La familia puesta a prueba

La pandemia de COVID-19 nos ha puesto en una situación de dificultad sin precedentes, dramática y de alcance mundial: su repercusión en la desestabilización de nuestro proyecto de vida se hace cada día más fuerte. En esta crisis las familias han desempeñado y siguen desempeñando un papel fundamental. Especialmente en los países donde ha habido un cierre particularmente estricto, las personas se han encontrado de repente viviendo durante semanas encerradas en casa, en sus familias. Esta situación ha puesto a prueba a las familias, sometiéndolas a una prueba de estrés sin precedentes, especialmente en las zonas urbanas y densamente pobladas. Pensemos también en las megalópolis del continente latinoamericano. En resumen, puede decirse que la COVID-19 ha puesto de relieve, a veces de manera trágica, las fragilidades internas de las familias y las dificultades sociales que deberían ayudarlas. Sin embargo, al mismo tiempo, las familias han mostrado recursos y potencialidades inimaginables, que han permitido a la mayoría de la población superar este grave momento de crisis. Me gustaría empezar precisamente a partir de estas notorias señales positivas.

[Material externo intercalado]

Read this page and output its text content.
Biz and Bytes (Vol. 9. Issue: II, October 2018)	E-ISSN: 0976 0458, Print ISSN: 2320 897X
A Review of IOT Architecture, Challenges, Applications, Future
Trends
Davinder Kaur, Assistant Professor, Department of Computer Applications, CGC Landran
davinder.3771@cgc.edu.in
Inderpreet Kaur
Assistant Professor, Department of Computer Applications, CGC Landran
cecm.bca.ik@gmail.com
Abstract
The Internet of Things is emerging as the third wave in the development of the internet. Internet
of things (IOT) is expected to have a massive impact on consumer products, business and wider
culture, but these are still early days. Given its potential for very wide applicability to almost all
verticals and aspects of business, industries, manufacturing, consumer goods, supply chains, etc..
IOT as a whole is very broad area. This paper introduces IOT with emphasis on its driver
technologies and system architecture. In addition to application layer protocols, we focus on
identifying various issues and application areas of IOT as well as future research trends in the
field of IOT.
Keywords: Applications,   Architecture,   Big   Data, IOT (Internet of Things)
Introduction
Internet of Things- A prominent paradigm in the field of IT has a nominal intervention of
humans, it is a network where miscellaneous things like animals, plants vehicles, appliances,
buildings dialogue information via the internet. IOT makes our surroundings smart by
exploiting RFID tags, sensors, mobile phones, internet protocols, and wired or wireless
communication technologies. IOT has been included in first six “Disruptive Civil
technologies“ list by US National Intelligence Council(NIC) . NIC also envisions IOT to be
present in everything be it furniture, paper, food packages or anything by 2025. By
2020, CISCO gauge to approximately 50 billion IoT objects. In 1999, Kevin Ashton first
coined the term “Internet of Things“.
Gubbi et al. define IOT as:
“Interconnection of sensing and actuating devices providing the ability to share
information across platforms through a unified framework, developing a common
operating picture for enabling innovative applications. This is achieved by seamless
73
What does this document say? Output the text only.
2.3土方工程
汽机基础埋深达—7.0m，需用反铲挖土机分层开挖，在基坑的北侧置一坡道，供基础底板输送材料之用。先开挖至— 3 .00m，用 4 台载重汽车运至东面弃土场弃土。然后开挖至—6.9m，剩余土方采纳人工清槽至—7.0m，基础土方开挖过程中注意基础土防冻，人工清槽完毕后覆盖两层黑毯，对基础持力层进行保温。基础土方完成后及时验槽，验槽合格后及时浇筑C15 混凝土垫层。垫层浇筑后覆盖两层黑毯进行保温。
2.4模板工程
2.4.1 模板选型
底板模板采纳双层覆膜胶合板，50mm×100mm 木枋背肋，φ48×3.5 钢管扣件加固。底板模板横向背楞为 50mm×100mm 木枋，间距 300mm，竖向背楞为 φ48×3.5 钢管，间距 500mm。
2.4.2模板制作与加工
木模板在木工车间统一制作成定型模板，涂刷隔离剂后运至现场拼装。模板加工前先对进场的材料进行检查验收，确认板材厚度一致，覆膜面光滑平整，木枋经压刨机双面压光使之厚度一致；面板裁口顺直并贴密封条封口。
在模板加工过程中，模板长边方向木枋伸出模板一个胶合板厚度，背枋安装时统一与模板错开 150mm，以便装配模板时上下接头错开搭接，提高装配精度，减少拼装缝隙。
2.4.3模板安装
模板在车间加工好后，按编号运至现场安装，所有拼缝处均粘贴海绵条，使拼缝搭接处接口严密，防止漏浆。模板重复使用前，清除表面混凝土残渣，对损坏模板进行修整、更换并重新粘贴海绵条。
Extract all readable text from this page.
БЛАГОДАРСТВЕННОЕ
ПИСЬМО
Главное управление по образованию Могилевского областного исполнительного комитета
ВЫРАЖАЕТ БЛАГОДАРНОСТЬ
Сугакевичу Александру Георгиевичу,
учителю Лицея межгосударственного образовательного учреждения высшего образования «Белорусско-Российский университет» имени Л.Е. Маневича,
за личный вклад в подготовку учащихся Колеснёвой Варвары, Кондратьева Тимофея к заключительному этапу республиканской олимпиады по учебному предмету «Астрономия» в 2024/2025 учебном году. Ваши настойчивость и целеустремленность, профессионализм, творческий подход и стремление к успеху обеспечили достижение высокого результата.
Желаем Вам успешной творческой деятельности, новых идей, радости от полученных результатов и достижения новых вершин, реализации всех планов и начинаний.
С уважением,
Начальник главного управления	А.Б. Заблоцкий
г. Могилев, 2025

El vínculo familiar, incluso cuando es frágil y probado, ha sido el que ha mantenido la estructura social de la vida cotidiana de nuestras ciudades.  Si los hombres y mujeres en el momento del confinamiento no percibieron un abandono total, es gracias, en primer lugar, a los lazos familiares, vividos en el hogar o en su defecto continuamente mantenidos en la trama de relaciones que hemos aprendido a redibujar en la lógica permitida por la pandemia. La familia, principal generadora de la forma relacional de la existencia, ha guardado esta socializad en esta emergencia. La fuerza de cohesión ha sido más fuerte que muchas de las fragilidades aún presentes hoy en día. No es poca cosa. Esto lleva a decir que a pesar de todas las crisis por las que está pasando, la familia sigue siendo una dimensión decisiva del tejido social. Esta fuerza social que la familia representa se ha revelado particularmente valiosa desde el momento que la crisis ha afectado a los más pequeños o a los ancianos, a los débiles y a los enfermos. La familia apareció una vez más, de manera rotunda, como el lugar del cuidado por excelencia, el lugar donde atender las necesidades de los demás, de compartir los propios talentos libre y generosamente. Y si hay un aspecto que ha destacado particularmente este vínculo estructural, ha sido la trágica imposibilidad, a veces, de acompañar a los seres queridos en momentos de enfermedad y, en el momento de la muerte, de celebrar los funerales de los familiares. Un dolor terrible, precisamente porque era inhumano, contra natura.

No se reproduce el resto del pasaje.